The margin squeeze on traditional retail products, driven by fierce competition in the South African retail industry, is sending a stream of South African retailers north into the rest of the continent, Marsh Africa said on Tuesday, 28 February 2012.
"Stiff competition has also seen a product revolution as retailers move into the financial services, transport, logistics and manufacturing space in an attempt to improve margins or market conditions through more effective supply chain management, efficiency controls and cost management," it said.
For retail businesses to survive in such a competitive market, Marsh Africa believes that they need to innovate and evolve - ideally faster than the competition, and this, inevitably, involves risk.
Even before the arrival of Wal-Mart, South African mass market retailers, selling similar products to the same market, were seeking more effective market penetration, and new avenues of profit, by offering clients both hire purchase facilities and insurance cover on goods' purchased.
And this practice has rapidly evolved into offering goods insurance, life cover and unemployment insurance.
But while selling personal finance products represents a new retail opportunity in a tight market, the practice needs to comply with the legislation set down by the Financial Advisory Services Act (FAIS), which strives to protect consumers of financial services, ensuring that customers are provided with adequate information to make informed decisions about their financial product purchases.
Retailers who offer credit on products sold have to comply with the requirements of the National Credit Act.
"The FAIS Act also dictates the manner in which goods, life and unemployment insurance is sold. As such, retailers have to ensure that they provide consumers purchasing a lounge suite on credit, for example, with the correct financial advice delivered by properly qualified financial advisors," Elizabeth Cameron, divisional manager, manufacturing, Marsh Africa noted.

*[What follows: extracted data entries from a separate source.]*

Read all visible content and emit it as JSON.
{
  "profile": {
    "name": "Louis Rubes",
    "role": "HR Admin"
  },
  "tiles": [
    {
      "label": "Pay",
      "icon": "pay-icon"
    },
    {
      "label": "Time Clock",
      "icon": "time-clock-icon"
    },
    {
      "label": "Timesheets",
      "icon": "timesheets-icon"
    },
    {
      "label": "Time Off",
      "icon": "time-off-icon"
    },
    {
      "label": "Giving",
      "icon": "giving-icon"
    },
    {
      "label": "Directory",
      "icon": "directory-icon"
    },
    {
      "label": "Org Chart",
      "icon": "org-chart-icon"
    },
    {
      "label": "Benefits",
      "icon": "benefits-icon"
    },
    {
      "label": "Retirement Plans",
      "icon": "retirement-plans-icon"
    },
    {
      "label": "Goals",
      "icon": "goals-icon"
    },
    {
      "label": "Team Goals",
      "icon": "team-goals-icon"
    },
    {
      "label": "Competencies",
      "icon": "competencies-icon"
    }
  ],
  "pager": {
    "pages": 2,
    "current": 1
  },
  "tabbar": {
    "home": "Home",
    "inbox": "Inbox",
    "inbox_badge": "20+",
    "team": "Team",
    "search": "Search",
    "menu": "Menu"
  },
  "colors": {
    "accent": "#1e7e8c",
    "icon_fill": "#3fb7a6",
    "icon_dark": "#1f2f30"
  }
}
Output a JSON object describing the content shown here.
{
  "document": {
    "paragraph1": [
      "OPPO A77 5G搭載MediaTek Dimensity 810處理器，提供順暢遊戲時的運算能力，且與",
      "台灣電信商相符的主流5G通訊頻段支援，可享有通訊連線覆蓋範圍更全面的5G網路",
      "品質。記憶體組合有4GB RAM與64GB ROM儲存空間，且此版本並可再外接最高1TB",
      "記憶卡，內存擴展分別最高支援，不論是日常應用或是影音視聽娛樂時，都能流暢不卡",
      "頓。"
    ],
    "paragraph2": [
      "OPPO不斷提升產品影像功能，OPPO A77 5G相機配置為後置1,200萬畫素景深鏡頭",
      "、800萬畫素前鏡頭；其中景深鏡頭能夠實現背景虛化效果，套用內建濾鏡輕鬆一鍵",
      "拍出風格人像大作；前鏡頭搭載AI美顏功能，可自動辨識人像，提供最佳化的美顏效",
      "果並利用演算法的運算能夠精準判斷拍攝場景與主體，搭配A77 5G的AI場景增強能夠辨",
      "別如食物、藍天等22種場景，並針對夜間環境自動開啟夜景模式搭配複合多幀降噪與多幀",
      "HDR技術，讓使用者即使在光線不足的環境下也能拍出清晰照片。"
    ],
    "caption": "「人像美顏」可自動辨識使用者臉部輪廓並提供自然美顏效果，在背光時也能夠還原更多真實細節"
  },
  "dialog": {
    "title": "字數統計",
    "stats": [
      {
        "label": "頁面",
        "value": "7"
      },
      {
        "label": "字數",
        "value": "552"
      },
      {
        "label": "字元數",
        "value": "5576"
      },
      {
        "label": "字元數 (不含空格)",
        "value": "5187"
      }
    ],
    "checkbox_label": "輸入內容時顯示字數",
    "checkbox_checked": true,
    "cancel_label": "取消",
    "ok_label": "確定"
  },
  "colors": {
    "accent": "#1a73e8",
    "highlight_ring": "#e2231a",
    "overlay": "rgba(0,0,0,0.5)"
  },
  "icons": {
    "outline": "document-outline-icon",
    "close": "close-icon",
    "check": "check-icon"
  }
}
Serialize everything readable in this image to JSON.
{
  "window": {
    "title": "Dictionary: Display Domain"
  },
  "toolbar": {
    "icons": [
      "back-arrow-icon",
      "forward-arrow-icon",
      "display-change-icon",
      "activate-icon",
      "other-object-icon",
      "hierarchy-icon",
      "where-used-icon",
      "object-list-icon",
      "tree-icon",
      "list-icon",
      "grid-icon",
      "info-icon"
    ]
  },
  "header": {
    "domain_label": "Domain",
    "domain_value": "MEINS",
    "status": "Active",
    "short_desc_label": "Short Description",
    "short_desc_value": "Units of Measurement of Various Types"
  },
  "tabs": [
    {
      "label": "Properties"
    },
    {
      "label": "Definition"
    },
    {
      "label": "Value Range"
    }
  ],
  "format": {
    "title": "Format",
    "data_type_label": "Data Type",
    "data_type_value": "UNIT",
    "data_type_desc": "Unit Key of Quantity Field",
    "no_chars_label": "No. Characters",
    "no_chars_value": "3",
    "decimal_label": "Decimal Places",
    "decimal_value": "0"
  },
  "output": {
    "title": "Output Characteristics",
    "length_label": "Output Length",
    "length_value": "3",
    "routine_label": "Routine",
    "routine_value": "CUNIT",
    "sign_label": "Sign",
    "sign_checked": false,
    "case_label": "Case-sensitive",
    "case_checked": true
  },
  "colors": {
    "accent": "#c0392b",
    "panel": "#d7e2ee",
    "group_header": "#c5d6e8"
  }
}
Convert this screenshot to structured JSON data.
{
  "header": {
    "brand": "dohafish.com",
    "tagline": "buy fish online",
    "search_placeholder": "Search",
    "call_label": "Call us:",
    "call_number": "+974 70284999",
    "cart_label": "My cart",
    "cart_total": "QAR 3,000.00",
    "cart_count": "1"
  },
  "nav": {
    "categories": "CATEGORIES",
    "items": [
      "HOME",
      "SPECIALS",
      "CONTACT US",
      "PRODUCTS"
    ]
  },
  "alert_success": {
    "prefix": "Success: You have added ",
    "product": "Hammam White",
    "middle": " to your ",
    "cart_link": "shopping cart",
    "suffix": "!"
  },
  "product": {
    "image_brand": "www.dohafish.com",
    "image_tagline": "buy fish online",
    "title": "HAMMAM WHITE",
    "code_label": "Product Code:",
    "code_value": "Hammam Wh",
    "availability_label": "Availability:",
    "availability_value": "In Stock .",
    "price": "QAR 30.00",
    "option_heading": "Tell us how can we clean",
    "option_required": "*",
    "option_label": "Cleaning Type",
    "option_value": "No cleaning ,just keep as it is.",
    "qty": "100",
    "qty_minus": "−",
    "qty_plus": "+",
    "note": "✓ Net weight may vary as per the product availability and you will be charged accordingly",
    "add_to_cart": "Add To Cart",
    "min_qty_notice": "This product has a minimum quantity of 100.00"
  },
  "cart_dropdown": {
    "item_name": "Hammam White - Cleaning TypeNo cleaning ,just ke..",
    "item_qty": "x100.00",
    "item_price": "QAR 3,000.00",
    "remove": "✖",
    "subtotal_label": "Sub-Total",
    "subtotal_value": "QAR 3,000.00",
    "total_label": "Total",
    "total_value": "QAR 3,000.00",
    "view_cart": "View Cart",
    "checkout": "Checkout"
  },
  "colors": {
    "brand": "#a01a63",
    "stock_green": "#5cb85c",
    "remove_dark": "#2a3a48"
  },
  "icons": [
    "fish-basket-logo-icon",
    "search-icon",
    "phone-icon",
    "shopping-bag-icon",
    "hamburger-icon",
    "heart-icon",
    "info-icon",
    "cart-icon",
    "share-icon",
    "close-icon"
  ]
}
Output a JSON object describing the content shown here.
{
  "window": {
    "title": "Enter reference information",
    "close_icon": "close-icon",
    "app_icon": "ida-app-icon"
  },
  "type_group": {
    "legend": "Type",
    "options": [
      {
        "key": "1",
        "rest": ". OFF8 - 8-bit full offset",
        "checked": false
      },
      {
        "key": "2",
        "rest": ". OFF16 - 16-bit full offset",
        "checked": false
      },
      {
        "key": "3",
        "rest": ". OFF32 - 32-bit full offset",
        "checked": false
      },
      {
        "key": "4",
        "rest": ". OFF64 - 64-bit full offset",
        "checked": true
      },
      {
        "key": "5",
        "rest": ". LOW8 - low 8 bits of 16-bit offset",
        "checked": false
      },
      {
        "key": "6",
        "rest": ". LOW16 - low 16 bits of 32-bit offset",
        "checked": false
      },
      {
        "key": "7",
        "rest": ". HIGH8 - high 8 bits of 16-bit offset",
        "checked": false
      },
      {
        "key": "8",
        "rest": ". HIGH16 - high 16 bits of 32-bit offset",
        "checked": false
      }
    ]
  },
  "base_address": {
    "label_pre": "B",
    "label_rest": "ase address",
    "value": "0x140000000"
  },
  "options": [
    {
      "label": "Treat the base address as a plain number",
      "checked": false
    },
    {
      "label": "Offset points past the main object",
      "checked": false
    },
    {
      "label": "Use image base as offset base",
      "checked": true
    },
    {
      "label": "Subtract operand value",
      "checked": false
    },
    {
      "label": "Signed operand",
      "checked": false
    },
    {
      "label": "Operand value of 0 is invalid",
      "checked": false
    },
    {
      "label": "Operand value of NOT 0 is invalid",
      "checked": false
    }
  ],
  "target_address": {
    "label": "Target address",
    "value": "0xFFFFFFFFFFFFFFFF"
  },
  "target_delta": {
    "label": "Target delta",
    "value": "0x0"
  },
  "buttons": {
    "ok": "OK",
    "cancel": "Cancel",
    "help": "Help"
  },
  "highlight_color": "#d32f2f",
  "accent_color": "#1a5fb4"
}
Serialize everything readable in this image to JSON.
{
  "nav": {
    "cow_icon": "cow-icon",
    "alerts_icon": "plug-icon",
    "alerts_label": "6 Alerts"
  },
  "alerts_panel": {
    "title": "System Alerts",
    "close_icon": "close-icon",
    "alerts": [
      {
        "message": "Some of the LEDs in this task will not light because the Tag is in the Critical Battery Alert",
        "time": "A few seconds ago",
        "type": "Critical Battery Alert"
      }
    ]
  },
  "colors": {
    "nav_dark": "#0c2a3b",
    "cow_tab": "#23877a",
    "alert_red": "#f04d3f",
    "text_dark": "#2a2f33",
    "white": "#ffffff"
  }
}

"Furthermore, any new insurance products being brought to market now also require FAIS approval and accreditation, eliminating the first-to-market advantage that these products rely upon to briefly corner the market before they are imitated," she added.
Other legislation playing havoc with both retailers' margins as well as the efficiency of their business is The Consumer Protection Act which places the entire supply chain under the spotlight.
In response, retailers have developed compliance departments to ensure that they do not fall foul of this growing web of legislation.
Since current insurance policies do not, however, adequately cover the risk that retailers run with regard to the protection of their client data, protecting customers' personal information is always top of mind for retailers offering insurance and credit facilities.
The soon-to-be promulgated Protection of Information Act will regulate the manner in which retailers secure the personal information contained in their customer base, Marsh Africa said, adding that stiff penalties would be the order of the day for retailers who cannot prevent or manage a breach of their system.
Another area of risk where retailers are working hard to reduce costs and improve margins is the trend to assemble white goods from imported component parts - rather than importing these.
This has evolved the role of the modern retailer from a purely importing, distribution and sales function to include a light manufacturing function with associated risks and obligations.
Retailers are also working to improve their efficiency and cost effectiveness by developing national distribution centres close to the origin of the goods they sell.
The physical risks in these warehousing centres is often costly, driven by the necessity of installing sophisticated fire and security protections, the cost of which take many years to recoup.
Further afield, in other African territories, retail businesses often face very different risks particular to the continent - beyond the well-known political risks, which continue to change across a range of African territories, the risk of falling foul of each country's different legislations, is a challenge for retailers entering the African market, Marsh Africa said.
"Following our clients into Africa in their quest to tap African markets, as well as establishing our own operations on the ground in most territories, has taught us that insurance, investment, product purchase, employment and profit repatriation are governed by very different legislation in each African territory. "Unless guided by on-the-ground expertise and contacts, retailers in Africa run substantial and varied risks in each territory," Cameron said.
She added that compliance with legislation and protection of personal information would become be the most challenging of risks that a retailer would face in the very near future.